Promising!
Trying this out and it seems pretty darn good! I'll probably try this out the rest of the day.
edit: At about 4k the output length cuts nearly in half, and at 8k context tokens i see a repeat from other models where words and qualifiers are missing, though not enough to damage the output but it does stand out.
Definitely has higher quality output when the context is small. Alas the missing "the, he, she" and other possessive qualifiers makes the output as roleplays get longer a little annoying to have to constantly correct. Not bad for a 24B model. Would probably be fine for rewriting small blocks of paragraphs or translation if you gave it to do. Or generating ideas, characters, and other things under the 4k context range.
I haven't tested it, but the way the model is acting suggests if you give it too much, it will output what you give it rather than doing what you ordered it to do (say rewrite a story or analyze a long story, etc).
Thanks for the detailed feedback. It would be interesting to know which settings and which quant you used when testing the model. In my use, I noticed that the model works better with the old mistral preset than with mistral-tekken or mistral v7.
Alas the missing "the, he, she" and other possessive qualifiers makes the output as roleplays get longer a little annoying to have to constantly correct.
English is not my native language, so i probably don't notice some grammatical errors, but i definitely haven't encountered this. I use q4_k_m.
Thanks for the detailed feedback. It would be interesting to know which settings and which quant you used when testing the model. In my use, I noticed that the model works better with the old mistral preset than with mistral-tekken or mistral v7.

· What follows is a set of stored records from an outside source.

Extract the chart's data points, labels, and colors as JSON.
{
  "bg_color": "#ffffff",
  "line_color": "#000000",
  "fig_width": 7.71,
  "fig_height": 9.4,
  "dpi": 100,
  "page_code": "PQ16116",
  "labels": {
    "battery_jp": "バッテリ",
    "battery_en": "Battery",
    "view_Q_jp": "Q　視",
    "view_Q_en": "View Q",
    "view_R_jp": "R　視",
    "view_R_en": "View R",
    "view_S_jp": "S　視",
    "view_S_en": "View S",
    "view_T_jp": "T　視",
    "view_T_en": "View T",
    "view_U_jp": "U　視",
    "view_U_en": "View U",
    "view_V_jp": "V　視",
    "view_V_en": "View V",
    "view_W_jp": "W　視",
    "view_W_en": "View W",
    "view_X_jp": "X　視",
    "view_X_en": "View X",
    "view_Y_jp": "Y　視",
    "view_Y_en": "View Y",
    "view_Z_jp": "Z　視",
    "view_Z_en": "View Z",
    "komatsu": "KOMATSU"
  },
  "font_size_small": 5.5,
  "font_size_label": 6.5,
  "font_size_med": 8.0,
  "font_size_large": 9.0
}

Alas the missing "the, he, she" and other possessive qualifiers makes the output as roleplays get longer a little annoying to have to constantly correct.
English is not my native language, so i probably don't notice some grammatical errors, but i definitely haven't encountered this. I use q4_k_m.
I use the q6_k (32B or smaller) or q4_k_m (70B) depending on size of models. I see i was using the Q6_K version.
The missing words (he, she, the, s (at ends of some words)) is not a unique problem, i noticed it on other 8B-24B models at about the same place, after you hit about 8k context or larger. It starts to sound more like bulletpoint presentation 'went to mall' instead of 'he went to the mall'. It is totally readable within the context, but just not quite as nice flowing. And if you don't edit to add those words in, the likelihood of them to be missing in followups greatly increase.
Your case is quite unusual. I just tested the model with up to 24k context, and the words were in place, in the correct form. If you are sure that your quant is not broken, I advise you to look for the reason in the sampler settings, preset or system prompt. I'm leaving the discussion open, but I have nothing more to say, close it if you want. Good luck and have a nice RP.
Well on SillyTavern, the temperature is 0.65-0.75, and top_P is 1. I'm not sure about other options that aren't on display.
Maybe it will be certain RP's or writing that cause it going outside the original scope/layout; I'm not sure.